Since Andy and I had gotten a chance to explore around Bideford, we set out further afield one day for the twin villages of Lynton and Lynmouth. As you might’ve guessed, they’re named after the River Lyn (East Lyn and West Lyn, to be precise). Adrian and Pat dropped us off on their way to meet up with Kirsty and Jason for a Father’s Day lunch. It was wonderful having hosts that knew all the spots we’d like.
Once we were in Lynmouth, we didn’t waste any time and went straight to get some classic Devon cream tea. The tea itself is just normal tea, but the truly special part is the addition of scones, clotted cream, and jam. Yum!
People actually argue over whether to put the cream or jam on first, but it all tastes good to me!
After satisfying our hunger, we set out to explore Lynmouth.
Lynton and Lynmouth are located right on the boundary of Exmoor National Park, so there’s a lot of natural beauty to be found beyond the quant village streets, but we’ll get to that soon enough.
Lynmouth is unfortunately most famous for a horrible flood it suffered in 1952. After torrential rainfall, the river became blocked with debris, and much of the town was completely destroyed by the ensuing flood. In total, 34 people lost their lives. Afterwards, the river was diverted around the village and the town was entirely rebuilt to prevent any future tragedies.

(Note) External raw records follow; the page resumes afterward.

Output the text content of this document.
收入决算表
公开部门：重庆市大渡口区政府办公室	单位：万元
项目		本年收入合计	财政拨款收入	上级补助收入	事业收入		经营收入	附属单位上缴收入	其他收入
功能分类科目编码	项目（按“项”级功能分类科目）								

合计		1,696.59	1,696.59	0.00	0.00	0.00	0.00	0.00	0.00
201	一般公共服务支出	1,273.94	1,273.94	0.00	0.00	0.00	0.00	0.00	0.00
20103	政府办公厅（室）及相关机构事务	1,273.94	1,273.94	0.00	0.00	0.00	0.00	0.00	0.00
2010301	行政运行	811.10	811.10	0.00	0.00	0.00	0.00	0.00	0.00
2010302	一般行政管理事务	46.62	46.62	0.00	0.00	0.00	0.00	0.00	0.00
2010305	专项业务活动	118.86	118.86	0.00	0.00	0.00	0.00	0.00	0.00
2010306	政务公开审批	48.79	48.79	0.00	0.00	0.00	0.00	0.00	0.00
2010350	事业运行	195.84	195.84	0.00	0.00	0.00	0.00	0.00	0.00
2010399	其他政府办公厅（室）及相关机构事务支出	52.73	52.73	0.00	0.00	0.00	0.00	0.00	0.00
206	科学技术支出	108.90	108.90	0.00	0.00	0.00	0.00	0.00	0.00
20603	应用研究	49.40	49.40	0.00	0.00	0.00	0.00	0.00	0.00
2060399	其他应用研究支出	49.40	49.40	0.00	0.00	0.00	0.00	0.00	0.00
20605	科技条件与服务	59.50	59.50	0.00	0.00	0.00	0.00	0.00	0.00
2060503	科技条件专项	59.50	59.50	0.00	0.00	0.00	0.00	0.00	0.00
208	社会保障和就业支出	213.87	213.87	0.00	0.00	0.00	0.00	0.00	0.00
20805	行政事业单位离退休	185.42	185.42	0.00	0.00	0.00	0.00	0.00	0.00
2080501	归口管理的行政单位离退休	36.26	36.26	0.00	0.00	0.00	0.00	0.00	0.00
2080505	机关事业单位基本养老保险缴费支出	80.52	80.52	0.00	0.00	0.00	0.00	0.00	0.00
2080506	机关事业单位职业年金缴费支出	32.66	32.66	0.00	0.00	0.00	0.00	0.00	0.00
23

Today, it’s hard to tell that this charming spot once experienced such an enormous deluge.
If you ignore the cars, Lynmouth really feels like a village from another century.
We headed towards the harbor, which was an interesting sight at low tide.
It was strange seeing boats all helter-skelter in the mud like that, as if someone just tossed them around. I’m sure the harbor is a very different sight when filled by the tide.
From this spot, we got a great view of the Lynton and Lynmouth Cliff Railway.
Built in the late 19th century, it opened to the public in 1890. Because of the massive cliffs surrounding the village, the railway made a huge difference when it came to transporting tourists and goods alike. It’s run entirely by water fed through pipes from the river. Two cars run opposite ways at the same time; the car going down has a tank full of water, while the car going up slowly expels its water. Once at the top, that car is then filled up again, and repeat. Great system, and talk about sustainability!
We decided to brave the walking track to the top instead of taking the railway. With the views we got along the way, I think we made the right choice.
When we made it to the top, we headed for the clifftop walk that would take us to Castle Rock. I can never resist a place with castle in the name!
It began to rain, but we weren’t deterred. Like in Wellington, when you’re in England you can’t let rain stop you from going about your plans. Otherwise, you’d never be able to do anything.
I noticed that we had someone watching us as we made our way along the clifftops.
Not a bad spot up there!
Soon, hazy views of Castle Rock opened up before us.
Of course, we had to climb Castle Rock itself.
Despite having to constantly wipe my camera lens to avoid water droplets blurring my photos, I managed to get some decent shots.
We sheltered in this cave for a while when the rain picked up.
Turns out, we weren’t the only ones sheltering.
We did have to eventually get back to town, though, so we soon ventured back out into the wet.
We made our way toward the path that cut through The Valley of the Rocks, as this geologically unique area is known. It would take us to Lynton, where we could then wander back down to Lynmouth to meet Adrian and Pat.
One last look back!
The path that lead to Lynton couldn’t have been any more quintessentially English. I got the feeling it has probably been used for centuries, like many old footpaths in England have.
The part of the path with stone walls alongside was my favorite. It was easy to imagine that we could be in the 18th or 19th century, or even earlier.
Before long, we emerged into the village of Lynton.
We meandered downhill toward Lynmouth, stopping in a couple shops along the way. We popped in for a pint at one of Lynmouth’s lovely old pubs and soon met up with Adrain and Pat, before heading back to Bideford.
It’s hard to top a place like this, but just you wait! Devon will most certainly not disappoint.